The visuals for Alita herself can fluctuate between very good, and a very weird uncanny valley. Part of this can be hung on Cameron and Rodriguez for how they actually use Alita in the film. It would be one thing for Alita to actually be the audience surrogate in the film, exploring a new world she does not understand. That formula has been used time and time again throughout film history. However, the movie also uses her like Inception used Ellen Page. Seemingly every line of dialogue that Salazar gets to utter is a question.
This can become distracting when Rodriguez also has her seemingly overreact to every little detail. Alita’s face is entirely brought to life through CGI, so her expressions are either massive or don’t register at all. Her big eyes try to sell the emotion of the character, but the characters around her don’t react with as much pain or sadness. This gives the impression that she overacts every line of dialogue when the skin and bone characters are underplaying everything.
Speaking of the cast, Johnson really drags down the Alita storyline. It feels like every line reading was flat, and no real emotion ever pops for the character. In some emotional scenes, he feels distant and gives Salazar nothing to work with with the scenes. The character just falls flat from the get-go. Meanwhile, Haley has distractingly bad CGI for his character and has the weirdest dialogue throughout the film. His insistence on calling Alita a “flea” grows extremely irritating. The entire villain crew of Haley, Ali, and Skrein does not work. The film also wastes Ali, who has nothing to do in this movie.
However, it is certainly not all bad. The fight sequences can get very epic at times, and the way that Alita moves is very cool. There are moments of extreme violence that can cause the audience to get a bit queasy, but the story certainly supports it.
The motorball sequences are easily the best in the film, and showcase the best action in a Robert Rodriguez movie in years. Even the general world around the film feels extremely lived in, and it feels like we go to another world we could only dream of. The allure of the property is very real, but there’s simply too much to take on in the story. This movie is not bad like your Jupiter Ascendings or Valerian and the City of a Thousand Planets.

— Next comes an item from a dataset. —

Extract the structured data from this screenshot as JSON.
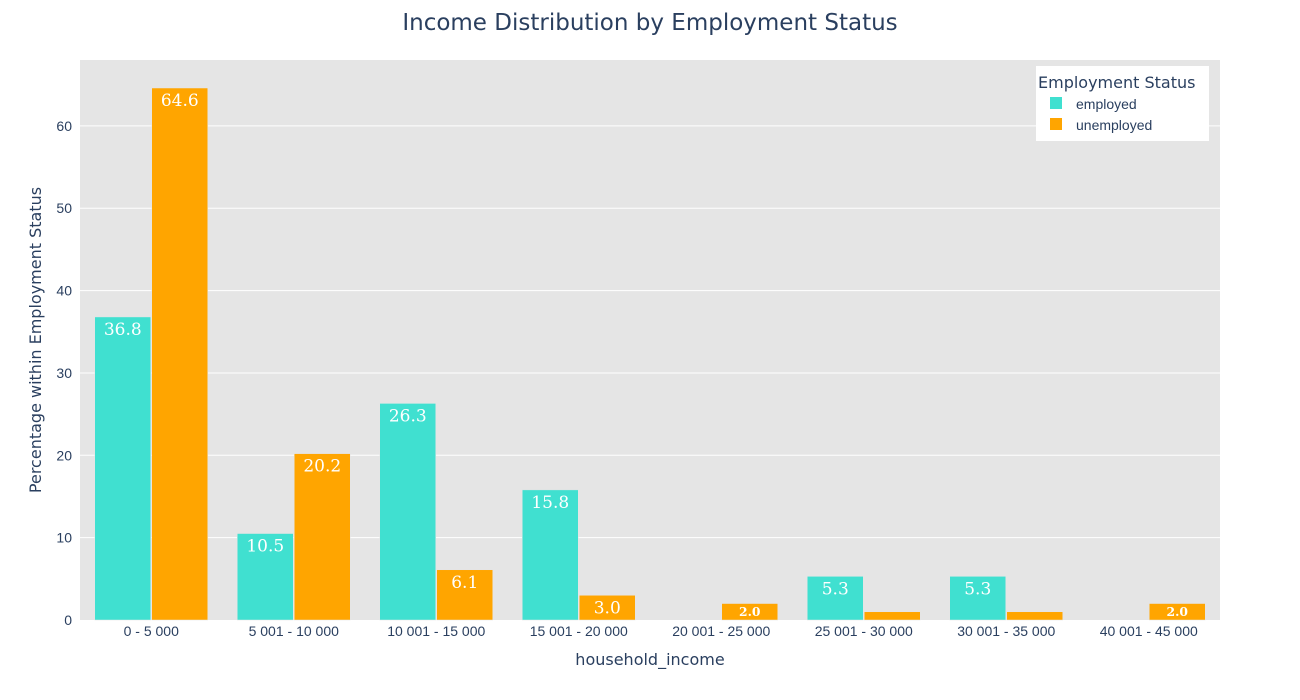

Instead, it feels extremely disappointing, like we’re leaving a lot of meat on the bone.
Ultimately, the writing sinks this ship, but it creates another question about whether or not this film would actually work. There was clearly a cool story here, but jumping into a property that cannot work as a solo film, but instead needs to be a trilogy or more, feels like a mistake. As a result, we’re left with an extremely uneven film that buckles under the weight of the story being told.